I'm trying to make them each a "standalone" treatment of a concept, but there may still
be references to the narrative flow of the book that I have yet to remove.
This work is under development and has not yet been professionally edited.
If you catch a typo or error, or just have a suggestion, please submit a note here. Thanks!

The Budget Set


For the purposes of this analysis, a “consumer” is someone with money who wants to buy goods to make themselves happy. The amount of money, and the prices they have to pay for goods, determine which bundles are feasible (or affordable) and which are not.

Because we’re assuming the feasible set is determined by the consumer’s “budget,” we’ll call it a budget set. A consumer’s budget set divides her choice space into those combinations which are “affordable” and those which are “unaffordable” for a given amount of money.

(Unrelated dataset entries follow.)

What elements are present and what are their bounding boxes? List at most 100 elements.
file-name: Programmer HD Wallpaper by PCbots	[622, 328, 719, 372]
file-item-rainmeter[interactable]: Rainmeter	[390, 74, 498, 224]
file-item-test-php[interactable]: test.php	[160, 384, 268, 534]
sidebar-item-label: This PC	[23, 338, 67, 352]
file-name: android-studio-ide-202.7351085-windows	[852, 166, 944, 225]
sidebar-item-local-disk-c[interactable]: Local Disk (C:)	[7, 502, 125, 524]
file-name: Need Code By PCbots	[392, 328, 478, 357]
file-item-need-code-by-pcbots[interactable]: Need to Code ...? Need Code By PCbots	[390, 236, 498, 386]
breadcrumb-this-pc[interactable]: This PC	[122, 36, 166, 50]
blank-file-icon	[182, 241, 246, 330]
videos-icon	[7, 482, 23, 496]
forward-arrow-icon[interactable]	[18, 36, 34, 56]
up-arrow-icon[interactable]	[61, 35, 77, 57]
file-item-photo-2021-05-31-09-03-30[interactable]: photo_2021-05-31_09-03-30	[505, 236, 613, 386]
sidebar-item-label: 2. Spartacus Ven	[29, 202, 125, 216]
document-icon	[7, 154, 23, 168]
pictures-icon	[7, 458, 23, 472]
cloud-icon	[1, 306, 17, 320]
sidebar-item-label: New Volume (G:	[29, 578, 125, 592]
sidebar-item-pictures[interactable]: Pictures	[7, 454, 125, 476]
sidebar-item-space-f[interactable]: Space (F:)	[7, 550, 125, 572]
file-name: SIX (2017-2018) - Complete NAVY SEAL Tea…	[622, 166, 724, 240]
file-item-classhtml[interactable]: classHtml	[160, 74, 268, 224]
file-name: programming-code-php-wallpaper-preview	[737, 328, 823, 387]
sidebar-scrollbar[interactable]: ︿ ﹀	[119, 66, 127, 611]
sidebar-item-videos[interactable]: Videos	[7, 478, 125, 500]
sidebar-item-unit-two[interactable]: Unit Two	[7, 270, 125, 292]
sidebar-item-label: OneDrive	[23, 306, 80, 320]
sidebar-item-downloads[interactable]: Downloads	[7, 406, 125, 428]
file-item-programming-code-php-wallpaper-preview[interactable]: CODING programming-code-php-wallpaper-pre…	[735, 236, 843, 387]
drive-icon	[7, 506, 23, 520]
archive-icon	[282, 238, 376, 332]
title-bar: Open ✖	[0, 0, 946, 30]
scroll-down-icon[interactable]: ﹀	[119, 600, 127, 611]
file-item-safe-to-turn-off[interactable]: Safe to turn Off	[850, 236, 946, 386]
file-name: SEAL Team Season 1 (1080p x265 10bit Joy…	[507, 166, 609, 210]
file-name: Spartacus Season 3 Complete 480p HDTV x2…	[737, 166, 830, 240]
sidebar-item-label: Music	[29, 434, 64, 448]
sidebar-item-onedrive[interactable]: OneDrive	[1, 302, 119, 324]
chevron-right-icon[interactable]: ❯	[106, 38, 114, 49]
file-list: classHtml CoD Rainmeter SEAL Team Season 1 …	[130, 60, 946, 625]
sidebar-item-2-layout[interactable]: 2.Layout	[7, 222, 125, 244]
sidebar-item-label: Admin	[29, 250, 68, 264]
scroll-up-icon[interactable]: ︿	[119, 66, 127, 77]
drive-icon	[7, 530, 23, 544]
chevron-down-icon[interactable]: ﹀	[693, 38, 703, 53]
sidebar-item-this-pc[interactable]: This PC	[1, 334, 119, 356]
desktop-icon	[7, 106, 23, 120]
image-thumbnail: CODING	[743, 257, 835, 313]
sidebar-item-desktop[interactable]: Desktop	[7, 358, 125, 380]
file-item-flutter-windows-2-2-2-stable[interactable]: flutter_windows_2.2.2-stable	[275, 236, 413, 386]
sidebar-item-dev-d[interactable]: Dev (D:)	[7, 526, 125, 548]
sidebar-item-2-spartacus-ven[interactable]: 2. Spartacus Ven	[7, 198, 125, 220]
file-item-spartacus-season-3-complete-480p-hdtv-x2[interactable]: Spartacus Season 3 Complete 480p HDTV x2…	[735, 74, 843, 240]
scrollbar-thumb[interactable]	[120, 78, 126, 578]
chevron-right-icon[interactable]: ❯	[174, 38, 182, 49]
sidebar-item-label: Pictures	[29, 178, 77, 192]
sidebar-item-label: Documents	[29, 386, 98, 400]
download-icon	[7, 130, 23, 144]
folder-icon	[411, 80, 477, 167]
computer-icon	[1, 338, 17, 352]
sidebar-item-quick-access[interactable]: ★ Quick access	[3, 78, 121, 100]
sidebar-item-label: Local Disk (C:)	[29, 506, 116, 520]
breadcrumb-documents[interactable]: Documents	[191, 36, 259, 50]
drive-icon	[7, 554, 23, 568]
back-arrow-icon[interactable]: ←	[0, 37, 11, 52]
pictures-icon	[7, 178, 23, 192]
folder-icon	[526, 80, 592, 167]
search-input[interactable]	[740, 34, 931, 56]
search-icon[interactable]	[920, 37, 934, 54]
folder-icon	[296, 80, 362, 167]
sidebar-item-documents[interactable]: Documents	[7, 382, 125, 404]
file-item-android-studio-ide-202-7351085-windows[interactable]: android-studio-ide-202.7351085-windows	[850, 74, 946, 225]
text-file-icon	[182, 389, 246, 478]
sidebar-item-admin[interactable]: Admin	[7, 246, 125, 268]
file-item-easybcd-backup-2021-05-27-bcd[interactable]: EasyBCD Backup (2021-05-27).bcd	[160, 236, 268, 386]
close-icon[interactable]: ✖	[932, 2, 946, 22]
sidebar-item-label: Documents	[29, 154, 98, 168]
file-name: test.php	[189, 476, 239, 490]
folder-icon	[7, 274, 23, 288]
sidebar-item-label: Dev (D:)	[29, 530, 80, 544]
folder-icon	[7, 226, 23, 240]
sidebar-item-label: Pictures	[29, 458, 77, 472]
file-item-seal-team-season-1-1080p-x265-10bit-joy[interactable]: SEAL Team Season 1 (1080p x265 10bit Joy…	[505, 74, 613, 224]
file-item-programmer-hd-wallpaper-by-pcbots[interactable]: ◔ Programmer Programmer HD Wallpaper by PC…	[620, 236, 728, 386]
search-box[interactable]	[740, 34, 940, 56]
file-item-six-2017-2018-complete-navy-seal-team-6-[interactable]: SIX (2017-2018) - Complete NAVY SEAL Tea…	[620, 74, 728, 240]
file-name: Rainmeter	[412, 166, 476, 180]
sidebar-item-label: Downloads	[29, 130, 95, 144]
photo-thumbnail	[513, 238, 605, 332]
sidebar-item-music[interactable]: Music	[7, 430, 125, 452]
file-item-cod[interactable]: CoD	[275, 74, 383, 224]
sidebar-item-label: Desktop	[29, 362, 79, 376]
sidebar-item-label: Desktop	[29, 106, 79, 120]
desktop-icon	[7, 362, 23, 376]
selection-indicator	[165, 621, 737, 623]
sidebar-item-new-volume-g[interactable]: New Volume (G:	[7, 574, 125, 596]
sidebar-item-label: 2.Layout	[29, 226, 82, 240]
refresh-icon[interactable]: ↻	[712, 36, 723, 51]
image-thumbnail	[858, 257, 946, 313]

The budget constraint for two goods

The simplest consumer choice problem involves buying quantities of two goods. We can analyze this choice in “good 1 - good 2” space. To make things concrete, let’s suppose “good 1” are apples and “good 2” are bananas. If a consumer can buy apples at $p_1$ dollars per apple, and bananas at price $p_2$ per banana, then every possible consumption bundle $X = (x_1,x_2)$ has an associated cost: \(\text{Cost of bundle }(x_1,x_2) = p_1x_1 + p_2x_2\) If the consumer has a certain amount of money, $m$, to spend on apples and bananas, then the set of combinations she can afford is the set of those combinations that cost less than that amount of money: \(\text{Budget set: }\{(x_1,x_2)\ |\ p_1x_1 + p_2x_2 \le m\}\) We can plot this budget set in good 1 - good 2 space. You can drag the bundle $X$ around this space to see which bundles are affordable, and also change the prices $p_1$ and $p_2$ and the amount of money $m$ to see how her budget set changes:

General Budget Constraint for $n$ Goods

Of course, the notion of a budget set extends well beyond just buying two goods. If $n$ goods may be bought at prices $p_1, p_2, …, p_n$, then the general budget constraint may be written as \(p_1x_1 + p_2x_2 + \cdots + p_nx_n \le m\) where $p_i$ is the price of good $i$, and $x_i$ is the quantity of good $i$. More generally, using vector notation, we can write this constraint as a dot product: \(\vec{p} \cdot \vec{x} \le m\) where $\vec{p} = [p_1,p_2,…,p_n]$ is a vector of the prices of $n$ goods, and $\vec{x} = [x_1,x_2,…,x_n]$ is a vector of quantities of $n$ goods.

Note that each of the terms in this constraint is measured in dollars: for each good $i$, the term $p_ix_i$ represents the expenditure on good $i$:

$$\left[p_i \ \frac{\text{dollars}}{\cancel{\text{units of good $i$}}} \right] \times \left[x_i \ \cancel{\text{units of good $i$}}\right] = p_ix_i \text{ dollars}$$

Again, paying close attention to the units of numbers will be important throughout these models!